O posicionamento das duas instâncias trabalhistas foram alterados, contudo, após o exame do recurso de revista da trabalhadora interposto no TST. De acordo com o juiz convocado Guilherme Bastos, relator da matéria, "não há como prevalecer o entendimento de que os descontos estavam amparados em acordo previamente estabelecido entre as partes".

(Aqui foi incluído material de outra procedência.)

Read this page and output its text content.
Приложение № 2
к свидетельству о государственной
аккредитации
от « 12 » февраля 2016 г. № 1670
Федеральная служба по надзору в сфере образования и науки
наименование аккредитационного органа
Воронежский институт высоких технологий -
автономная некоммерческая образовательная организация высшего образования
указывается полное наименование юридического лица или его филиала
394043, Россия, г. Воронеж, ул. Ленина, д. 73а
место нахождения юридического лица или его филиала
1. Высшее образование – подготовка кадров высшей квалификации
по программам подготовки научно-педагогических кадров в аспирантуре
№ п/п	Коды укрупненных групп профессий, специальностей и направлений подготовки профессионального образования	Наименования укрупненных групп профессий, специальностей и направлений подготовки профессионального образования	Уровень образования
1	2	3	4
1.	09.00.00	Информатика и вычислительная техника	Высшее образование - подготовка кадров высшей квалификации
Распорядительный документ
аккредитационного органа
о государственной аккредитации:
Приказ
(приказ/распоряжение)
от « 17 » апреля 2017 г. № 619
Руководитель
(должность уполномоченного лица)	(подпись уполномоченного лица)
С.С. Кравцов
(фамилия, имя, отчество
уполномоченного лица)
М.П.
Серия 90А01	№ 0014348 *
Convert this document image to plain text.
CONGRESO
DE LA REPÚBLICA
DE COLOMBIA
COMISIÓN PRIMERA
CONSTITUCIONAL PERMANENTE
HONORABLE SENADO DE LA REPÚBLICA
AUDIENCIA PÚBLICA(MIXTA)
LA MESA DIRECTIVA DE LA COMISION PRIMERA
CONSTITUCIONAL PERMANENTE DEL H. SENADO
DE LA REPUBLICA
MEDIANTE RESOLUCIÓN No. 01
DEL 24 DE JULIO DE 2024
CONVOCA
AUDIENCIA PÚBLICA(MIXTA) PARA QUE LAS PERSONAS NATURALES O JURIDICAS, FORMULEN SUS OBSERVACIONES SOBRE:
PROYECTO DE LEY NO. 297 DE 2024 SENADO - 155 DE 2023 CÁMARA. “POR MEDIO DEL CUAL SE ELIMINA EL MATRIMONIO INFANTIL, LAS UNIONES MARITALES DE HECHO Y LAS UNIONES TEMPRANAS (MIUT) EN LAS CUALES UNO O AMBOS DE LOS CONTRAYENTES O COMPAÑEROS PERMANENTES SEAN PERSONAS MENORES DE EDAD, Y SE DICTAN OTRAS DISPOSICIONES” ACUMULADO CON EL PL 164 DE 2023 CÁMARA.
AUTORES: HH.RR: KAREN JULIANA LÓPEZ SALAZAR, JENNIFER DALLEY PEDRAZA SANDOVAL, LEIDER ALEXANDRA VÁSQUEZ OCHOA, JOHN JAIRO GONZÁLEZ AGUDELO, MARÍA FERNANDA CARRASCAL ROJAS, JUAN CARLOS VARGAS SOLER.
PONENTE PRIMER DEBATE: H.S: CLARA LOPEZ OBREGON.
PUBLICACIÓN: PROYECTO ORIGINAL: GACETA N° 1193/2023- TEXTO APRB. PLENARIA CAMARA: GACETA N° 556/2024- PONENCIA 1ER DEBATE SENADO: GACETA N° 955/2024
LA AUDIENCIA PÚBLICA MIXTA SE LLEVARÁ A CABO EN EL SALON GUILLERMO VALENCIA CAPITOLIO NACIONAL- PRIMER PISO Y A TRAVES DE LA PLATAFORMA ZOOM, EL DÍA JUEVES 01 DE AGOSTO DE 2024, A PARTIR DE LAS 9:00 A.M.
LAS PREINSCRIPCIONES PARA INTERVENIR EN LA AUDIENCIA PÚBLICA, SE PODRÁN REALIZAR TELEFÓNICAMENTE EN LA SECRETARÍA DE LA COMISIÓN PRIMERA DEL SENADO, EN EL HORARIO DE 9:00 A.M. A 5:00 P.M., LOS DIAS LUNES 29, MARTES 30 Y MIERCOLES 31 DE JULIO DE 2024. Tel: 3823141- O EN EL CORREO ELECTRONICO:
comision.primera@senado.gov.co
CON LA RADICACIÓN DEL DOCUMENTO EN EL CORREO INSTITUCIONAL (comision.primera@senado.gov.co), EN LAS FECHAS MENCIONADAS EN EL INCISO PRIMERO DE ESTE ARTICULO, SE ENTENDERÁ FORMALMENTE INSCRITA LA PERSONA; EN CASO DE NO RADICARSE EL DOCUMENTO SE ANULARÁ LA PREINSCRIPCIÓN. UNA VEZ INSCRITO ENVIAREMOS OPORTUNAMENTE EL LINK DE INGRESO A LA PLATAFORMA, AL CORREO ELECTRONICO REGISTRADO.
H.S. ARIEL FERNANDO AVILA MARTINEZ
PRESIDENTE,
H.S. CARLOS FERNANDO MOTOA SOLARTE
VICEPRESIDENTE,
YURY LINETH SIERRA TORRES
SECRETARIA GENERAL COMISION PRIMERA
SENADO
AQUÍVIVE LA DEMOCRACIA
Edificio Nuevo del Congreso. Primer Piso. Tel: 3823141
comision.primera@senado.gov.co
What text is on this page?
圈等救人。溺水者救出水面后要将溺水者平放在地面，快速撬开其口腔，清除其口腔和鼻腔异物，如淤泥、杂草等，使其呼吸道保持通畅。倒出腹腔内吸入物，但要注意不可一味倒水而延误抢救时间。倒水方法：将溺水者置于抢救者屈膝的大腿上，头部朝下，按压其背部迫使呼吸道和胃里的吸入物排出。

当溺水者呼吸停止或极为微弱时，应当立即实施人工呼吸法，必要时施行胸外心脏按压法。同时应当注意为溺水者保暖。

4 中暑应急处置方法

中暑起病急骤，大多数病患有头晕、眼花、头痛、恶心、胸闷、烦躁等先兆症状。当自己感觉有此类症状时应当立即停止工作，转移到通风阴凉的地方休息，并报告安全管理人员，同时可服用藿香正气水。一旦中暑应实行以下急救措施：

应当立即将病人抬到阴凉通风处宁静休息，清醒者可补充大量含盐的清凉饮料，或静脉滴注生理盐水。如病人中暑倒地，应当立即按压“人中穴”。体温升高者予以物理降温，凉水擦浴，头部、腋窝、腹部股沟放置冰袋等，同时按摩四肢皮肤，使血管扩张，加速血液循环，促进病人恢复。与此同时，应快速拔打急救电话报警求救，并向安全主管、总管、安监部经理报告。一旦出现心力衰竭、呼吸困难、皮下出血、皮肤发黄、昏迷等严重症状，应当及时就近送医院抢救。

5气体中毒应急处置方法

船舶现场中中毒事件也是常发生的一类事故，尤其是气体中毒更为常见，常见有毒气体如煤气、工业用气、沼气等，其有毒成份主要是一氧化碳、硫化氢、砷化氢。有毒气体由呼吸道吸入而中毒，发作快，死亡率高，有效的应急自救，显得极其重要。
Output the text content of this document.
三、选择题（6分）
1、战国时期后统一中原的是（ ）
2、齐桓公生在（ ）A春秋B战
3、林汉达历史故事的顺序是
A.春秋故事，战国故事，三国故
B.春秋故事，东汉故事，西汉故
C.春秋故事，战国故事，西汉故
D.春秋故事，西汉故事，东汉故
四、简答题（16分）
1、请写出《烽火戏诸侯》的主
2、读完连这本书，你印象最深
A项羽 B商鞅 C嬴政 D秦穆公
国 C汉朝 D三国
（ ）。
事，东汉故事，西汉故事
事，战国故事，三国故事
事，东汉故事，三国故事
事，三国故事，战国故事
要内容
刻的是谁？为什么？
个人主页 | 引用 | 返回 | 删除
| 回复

Guilherme Bastos baseou seu posicionamento na redação do art. 462 da Consolidação das Leis do Trabalho. Segundo a redação do dispositivo legal, "ao empregador é vedado efetuar qualquer desconto nos salários do empregado, salvo quando este resultar de adiantamentos, de dispositivos de lei ou de contrato coletivo (atualmente convenção coletiva).

Apesar do § 1° do mesmo art. 462 admitir o desconto quando "esta possibilidade houver sido acordada ou na ocorrência de dolo do empregado", o juiz convocado entendeu que a posição do TRT-SP deveria ser reformada. Para imputar responsabilidade à trabalhadora, cabe ao Reclamado (Itaú) comprovar que as diferenças decorreram de ato doloso ou culposo no exercício da função, acarretando-lhe prejuízo, vez que não pode o empregado arcar com o risco inerente à atividade econômica do banco-reclamado", sustentou Guilherme Bastos. Também foi afastada a tese regional elaborada após a constatação do pagamento da gratificação de atendente e sua alegada finalidade. "A simples percepção desse tipo de gratificação não autoriza a realização de descontos dos valores relativos a diferenças de caixa, por se tratar de verba de natureza diversa, cuja finalidade é remunerar a maior responsabilidade do empregado" , explicou o relator do recurso de revista no TST. (RR - 765517/01).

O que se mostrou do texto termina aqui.